Ainda que tenha explorado a biotecnologia, área pela qual ganhei um enorme carinho e respeito e onde fiz amigos, incluindo cientistas e um advogado que guardo no coração, sentia que faltava aquela dimensão de brincar com as emoções. Nas descobertas científicas sobre anticorpos, a ideia de salvar vidas é sempre séria, permitindo sonhar, mas raramente brincar.
Na hotelaria, por outro lado, a magia reside precisamente nessa “brincadeira” com os sonhos e na capacidade de criar experiências que possam tocar nas emoções dos nossos hóspedes.
Qual a sua função no hotel/grupo hoteleiro em que trabalha? Desde quando ocupa esse cargo? E como é o seu dia a dia?
Atualmente, sou diretora de Vendas e Marketing Cluster dos hotéis Maison Albar em Portugal: o Le Monumental Palace no Porto e o recém-inaugurado Maison Albar Amoure, em Moure – Vila Verde, Braga. Esta responsabilidade foi-me confiada em maio deste ano, e o meu dia a dia envolve a coordenação da estratégia de vendas e marketing das duas unidades, o desenvolvimento de novas parcerias de negócio, e a monitorização do desempenho dos hotéis em termos de rentabilidade. Também faço a gestão das equipas nas áreas de reservas, vendas, revenue, digital e marketing, assegurando que estão alinhadas com os objetivos globais do grupo, enquanto mantenho uma comunicação constante com o mercado para identificar novas oportunidades de negócio. A minha rotina é muito variada e desafiante, o que me mantém sempre motivada.
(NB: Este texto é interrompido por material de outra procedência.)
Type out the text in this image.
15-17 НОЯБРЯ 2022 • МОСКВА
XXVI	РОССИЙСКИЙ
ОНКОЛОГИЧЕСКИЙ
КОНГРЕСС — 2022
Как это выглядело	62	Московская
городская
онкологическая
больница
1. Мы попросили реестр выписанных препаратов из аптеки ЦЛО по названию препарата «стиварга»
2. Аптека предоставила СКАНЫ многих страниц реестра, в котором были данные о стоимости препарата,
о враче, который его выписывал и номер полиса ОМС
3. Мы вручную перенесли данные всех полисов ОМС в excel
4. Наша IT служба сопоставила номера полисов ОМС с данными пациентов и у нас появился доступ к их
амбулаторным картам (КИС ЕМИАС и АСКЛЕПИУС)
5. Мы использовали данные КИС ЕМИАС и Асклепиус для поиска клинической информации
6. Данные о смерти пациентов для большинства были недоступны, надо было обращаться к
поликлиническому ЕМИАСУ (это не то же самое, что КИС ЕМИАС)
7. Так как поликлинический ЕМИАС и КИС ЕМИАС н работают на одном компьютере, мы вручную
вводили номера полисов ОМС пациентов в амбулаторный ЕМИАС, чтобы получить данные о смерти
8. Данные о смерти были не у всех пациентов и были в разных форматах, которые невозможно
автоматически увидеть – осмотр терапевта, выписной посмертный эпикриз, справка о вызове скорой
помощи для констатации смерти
Alguma vez sentiu, ao longo da sua carreira, mais dificuldade em aceder a determinado cargo/função por ser mulher? Considera que ser mulher é um fator que dificulta o crescimento profissional?
Ao longo da minha carreira, houve momentos em que senti que ser mulher representava um obstáculo adicional, especialmente em processos de seleção para cargos de liderança e sobretudo após ter sido mãe. A hotelaria, como muitos outros setores, foi historicamente dominada por uma visão mais tradicional e masculina, o que dificultou o quebrar do ‘teto de vidro’ por parte das mulheres. Apesar das minhas competências terem sido sempre reconhecidas, houve situações em que tive de provar o meu valor mais vezes do que os meus colegas homens. Contudo, acredito que essa realidade está em processo de mudança. As empresas estão a valorizar cada vez mais a diversidade nas suas lideranças, embora ainda existam desafios (como o sentimento de culpa e pressão), especialmente para mulheres que assumem responsabilidades familiares.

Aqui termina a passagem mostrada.